Mike Westbrook (Piano)

Recorded In concert at 19 rue Paul Fort, 75014 Paris, 1st and 2nd December 2017.

HAT HUT RECORDS HATOLOGY 754 [62:14]

 

 

Chapter One

1. My Song Is Love Unknown

2. Starcross Bridge

3. 'Round Midnight

4. Because

5. Brasilian Love Songs

6. Johnny Come Lately

7. Monk's Mood

Chapter Two

8. I Got It Bad - And That Ain't Good

9. View From The Drawbridge

10. You Make Me Feel Brand New

11. If Thou Must Love Me

Chapter Three

12. Blues for Terenzi

13. Rooster Rabelais

Postscript

14. L'amoroso e sincero lindoro

Mike Westbrook’s last solo album was Paris and Starcross Bridge – the railway station in Devon near his home – is a perhaps unexpectedly swift follow-up given the extreme rarity of his solo outings on disc.

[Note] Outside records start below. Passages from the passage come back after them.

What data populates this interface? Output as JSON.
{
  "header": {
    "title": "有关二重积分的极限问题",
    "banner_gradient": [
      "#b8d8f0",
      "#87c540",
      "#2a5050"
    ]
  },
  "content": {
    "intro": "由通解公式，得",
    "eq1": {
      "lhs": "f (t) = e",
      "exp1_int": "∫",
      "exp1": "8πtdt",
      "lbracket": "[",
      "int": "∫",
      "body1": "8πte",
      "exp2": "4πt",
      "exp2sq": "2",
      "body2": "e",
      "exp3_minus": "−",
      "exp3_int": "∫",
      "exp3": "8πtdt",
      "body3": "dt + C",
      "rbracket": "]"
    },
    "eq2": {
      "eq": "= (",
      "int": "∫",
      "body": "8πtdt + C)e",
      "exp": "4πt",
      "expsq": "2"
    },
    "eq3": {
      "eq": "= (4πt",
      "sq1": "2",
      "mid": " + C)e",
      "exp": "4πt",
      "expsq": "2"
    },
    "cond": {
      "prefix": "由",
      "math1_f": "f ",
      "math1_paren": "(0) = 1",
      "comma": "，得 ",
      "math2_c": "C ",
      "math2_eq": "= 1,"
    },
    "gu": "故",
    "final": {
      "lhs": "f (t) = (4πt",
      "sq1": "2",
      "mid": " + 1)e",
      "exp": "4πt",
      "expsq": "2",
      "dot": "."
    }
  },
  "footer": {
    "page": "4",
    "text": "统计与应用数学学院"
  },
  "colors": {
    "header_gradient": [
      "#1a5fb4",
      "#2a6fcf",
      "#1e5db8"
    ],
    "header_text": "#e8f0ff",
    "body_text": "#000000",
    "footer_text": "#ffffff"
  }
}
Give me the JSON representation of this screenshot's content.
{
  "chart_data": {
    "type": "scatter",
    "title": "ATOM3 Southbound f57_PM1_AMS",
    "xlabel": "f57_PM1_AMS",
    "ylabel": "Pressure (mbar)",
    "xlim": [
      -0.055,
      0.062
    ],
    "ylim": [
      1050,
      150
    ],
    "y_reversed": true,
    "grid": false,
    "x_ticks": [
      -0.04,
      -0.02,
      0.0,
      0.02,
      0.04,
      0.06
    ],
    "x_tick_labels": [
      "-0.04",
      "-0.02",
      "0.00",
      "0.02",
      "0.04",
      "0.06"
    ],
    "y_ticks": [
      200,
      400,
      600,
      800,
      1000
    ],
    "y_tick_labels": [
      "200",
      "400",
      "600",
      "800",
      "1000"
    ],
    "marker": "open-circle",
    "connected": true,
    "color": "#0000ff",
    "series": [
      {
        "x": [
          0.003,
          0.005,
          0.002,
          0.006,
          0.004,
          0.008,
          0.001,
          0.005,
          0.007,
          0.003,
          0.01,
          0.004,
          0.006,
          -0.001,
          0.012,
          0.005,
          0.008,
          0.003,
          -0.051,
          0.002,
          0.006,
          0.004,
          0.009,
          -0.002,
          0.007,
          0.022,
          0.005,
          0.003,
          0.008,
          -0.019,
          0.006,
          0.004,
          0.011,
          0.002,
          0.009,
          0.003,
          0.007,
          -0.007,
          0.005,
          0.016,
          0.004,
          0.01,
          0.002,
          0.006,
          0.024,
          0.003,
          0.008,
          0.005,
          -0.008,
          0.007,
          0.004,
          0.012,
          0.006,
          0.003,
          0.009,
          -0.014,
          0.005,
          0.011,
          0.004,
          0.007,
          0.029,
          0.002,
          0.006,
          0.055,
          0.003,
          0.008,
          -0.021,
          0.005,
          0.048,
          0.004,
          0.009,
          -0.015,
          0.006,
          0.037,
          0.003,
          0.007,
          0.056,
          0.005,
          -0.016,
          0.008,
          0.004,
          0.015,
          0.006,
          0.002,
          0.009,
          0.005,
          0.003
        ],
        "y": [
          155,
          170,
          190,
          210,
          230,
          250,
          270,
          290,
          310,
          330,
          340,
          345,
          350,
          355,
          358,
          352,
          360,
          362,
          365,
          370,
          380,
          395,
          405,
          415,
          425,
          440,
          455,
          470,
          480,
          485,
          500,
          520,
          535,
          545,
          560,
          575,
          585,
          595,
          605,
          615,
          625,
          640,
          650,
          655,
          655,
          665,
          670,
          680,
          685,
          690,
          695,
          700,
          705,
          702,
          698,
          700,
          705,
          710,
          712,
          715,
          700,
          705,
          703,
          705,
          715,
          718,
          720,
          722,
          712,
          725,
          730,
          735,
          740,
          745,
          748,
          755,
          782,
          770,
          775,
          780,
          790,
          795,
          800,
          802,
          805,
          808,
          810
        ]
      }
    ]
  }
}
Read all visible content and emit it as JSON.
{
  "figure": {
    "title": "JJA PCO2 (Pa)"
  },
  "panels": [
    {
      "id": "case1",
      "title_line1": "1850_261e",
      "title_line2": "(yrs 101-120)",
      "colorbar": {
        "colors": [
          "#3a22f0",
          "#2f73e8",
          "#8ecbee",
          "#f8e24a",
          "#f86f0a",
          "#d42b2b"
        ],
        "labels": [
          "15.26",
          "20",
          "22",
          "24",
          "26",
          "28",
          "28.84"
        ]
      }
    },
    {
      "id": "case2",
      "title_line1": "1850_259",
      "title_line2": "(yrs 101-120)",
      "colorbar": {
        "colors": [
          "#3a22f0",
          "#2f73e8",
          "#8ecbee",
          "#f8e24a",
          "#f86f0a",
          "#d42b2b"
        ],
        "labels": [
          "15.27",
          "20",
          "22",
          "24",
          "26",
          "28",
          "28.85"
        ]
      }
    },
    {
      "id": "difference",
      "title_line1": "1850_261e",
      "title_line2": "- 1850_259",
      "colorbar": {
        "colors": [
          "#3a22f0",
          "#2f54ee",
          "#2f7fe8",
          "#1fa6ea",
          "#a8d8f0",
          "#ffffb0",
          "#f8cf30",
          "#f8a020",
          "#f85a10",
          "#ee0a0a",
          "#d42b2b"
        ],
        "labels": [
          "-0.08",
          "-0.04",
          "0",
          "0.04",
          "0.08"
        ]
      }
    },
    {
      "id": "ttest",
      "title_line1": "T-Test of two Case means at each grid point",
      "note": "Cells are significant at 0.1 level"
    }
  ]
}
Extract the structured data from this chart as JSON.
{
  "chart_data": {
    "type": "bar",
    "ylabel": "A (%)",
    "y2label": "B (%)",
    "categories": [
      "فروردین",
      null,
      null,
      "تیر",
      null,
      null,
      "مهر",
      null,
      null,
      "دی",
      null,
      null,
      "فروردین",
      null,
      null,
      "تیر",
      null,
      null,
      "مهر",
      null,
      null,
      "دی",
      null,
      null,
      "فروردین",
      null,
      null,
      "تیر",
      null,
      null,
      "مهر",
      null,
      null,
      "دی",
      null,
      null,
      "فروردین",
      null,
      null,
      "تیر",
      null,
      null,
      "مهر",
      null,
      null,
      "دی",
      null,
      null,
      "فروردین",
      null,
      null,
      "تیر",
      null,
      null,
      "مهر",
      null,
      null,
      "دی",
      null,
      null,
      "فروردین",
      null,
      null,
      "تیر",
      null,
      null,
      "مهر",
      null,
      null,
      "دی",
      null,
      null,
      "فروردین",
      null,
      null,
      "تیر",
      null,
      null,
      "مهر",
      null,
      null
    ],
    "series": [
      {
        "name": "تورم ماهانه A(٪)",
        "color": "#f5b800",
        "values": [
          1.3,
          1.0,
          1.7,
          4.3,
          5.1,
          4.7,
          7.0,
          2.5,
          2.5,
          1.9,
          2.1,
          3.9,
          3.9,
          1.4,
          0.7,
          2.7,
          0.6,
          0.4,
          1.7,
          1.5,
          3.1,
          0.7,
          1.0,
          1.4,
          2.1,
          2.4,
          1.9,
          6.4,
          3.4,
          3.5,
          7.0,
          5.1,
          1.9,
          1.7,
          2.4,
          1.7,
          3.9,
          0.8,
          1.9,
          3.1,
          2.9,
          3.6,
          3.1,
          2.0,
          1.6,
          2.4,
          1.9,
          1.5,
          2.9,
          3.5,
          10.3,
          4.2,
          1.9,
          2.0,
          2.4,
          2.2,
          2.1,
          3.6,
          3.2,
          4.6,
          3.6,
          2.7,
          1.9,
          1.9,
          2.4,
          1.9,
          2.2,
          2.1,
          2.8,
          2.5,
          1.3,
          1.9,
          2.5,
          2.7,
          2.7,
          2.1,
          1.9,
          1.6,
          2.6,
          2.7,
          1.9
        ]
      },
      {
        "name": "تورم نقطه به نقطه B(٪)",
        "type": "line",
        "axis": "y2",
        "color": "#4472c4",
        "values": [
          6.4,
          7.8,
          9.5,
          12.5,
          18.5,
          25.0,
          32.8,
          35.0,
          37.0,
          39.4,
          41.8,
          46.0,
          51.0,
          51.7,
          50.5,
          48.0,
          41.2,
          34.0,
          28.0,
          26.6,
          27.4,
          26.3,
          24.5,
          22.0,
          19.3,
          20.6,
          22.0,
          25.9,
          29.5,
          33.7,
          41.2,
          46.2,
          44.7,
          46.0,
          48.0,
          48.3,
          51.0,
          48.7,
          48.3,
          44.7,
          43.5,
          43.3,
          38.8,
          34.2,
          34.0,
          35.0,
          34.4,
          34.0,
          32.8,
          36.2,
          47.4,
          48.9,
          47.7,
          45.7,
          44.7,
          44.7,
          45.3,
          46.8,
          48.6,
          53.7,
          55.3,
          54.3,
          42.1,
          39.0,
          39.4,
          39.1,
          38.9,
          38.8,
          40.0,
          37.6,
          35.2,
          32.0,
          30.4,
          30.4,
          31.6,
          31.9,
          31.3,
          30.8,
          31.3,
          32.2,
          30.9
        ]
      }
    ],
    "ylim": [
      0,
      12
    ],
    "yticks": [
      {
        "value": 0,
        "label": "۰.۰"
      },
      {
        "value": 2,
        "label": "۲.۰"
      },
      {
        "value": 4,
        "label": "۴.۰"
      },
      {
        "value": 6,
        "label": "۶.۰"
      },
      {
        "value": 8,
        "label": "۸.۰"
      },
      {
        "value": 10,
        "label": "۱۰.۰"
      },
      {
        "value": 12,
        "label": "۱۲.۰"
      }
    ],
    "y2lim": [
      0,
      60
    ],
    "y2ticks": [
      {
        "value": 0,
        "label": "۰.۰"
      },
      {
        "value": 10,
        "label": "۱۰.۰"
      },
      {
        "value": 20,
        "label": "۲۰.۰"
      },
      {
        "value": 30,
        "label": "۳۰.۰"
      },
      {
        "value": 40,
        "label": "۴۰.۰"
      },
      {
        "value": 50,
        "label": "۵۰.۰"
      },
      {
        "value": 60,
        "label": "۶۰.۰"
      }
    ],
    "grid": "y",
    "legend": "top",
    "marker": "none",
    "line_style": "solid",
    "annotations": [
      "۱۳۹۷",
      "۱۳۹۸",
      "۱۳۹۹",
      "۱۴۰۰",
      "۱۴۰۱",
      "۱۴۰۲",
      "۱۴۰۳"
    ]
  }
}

The album is divided into ‘chapters’ and throughout it the range of influences, echoes and reflections is wide. Westbrook evokes John Ireland in his setting of Samuel Crossman’s hymn My Song is Love Unknown and is indebted to them both in the title track which he dedicates to his old friend, tenorist Lou Gare, and plays with an elliptical quotient of melancholia rather than as overt Trauermusik. The teasing harmonies of Monk’s ‘Round Midnight have their necessarily bluesy paragraphs but offer an essentially independent and parallel approach to the composer’s own. And turning to Lennon and McCartney’s Because allows Westbrook some rich chording in a slow, measured approach which embodies a somewhat deconstructionist approach to melody and harmony. Brazilian Love Songs is a co-composition with his wife Kate, and its rhythms slowly emerge to good effect whereas Billy Strayhorn’s Johnny Come Lately is bathed in dappled impressionism as well as more incisive articulation and emerging the more inscrutable for all that. Monk’s Mood draws the first chapter to a meditative close without any attempt to mimic or incarnate Monk’s own style. The effect of listening here, as one track as often as not flows into the next, is to experience a kind of musical stream of consciousness without much breaking up of the mood pictures evoked by Westbrook.

It’s an element that recurs in chapter two, where the melancholic I Got It Bad attests to his admiration for Ellington. By far the longest track is the ten-minute View from the Drawbridge, dedicated to his wife, where the music slowly evolves sometimes to evoke traceries of romantic reverie. But he follows this immediately with the Thom Bell-Linda Creed song You Make Me Feel Brand New which, like Because, requires necessary clarification in its chordal statements. The slow spare Blues for Terenzi and the longer Rooster Rabelais make up the third chapter which is followed by a Postscript, an arrangement by Westbrook from Rossini’s Barber of Seville called L’Amoroso e Sincero Lindoro. It offers a touching but strangely bittersweet envoi.

There are interesting notes from Philip Clark, and the sound quality is excellent throughout. Be prepared to encounter an album that charts love and loss alike in a subtle but never evasive way.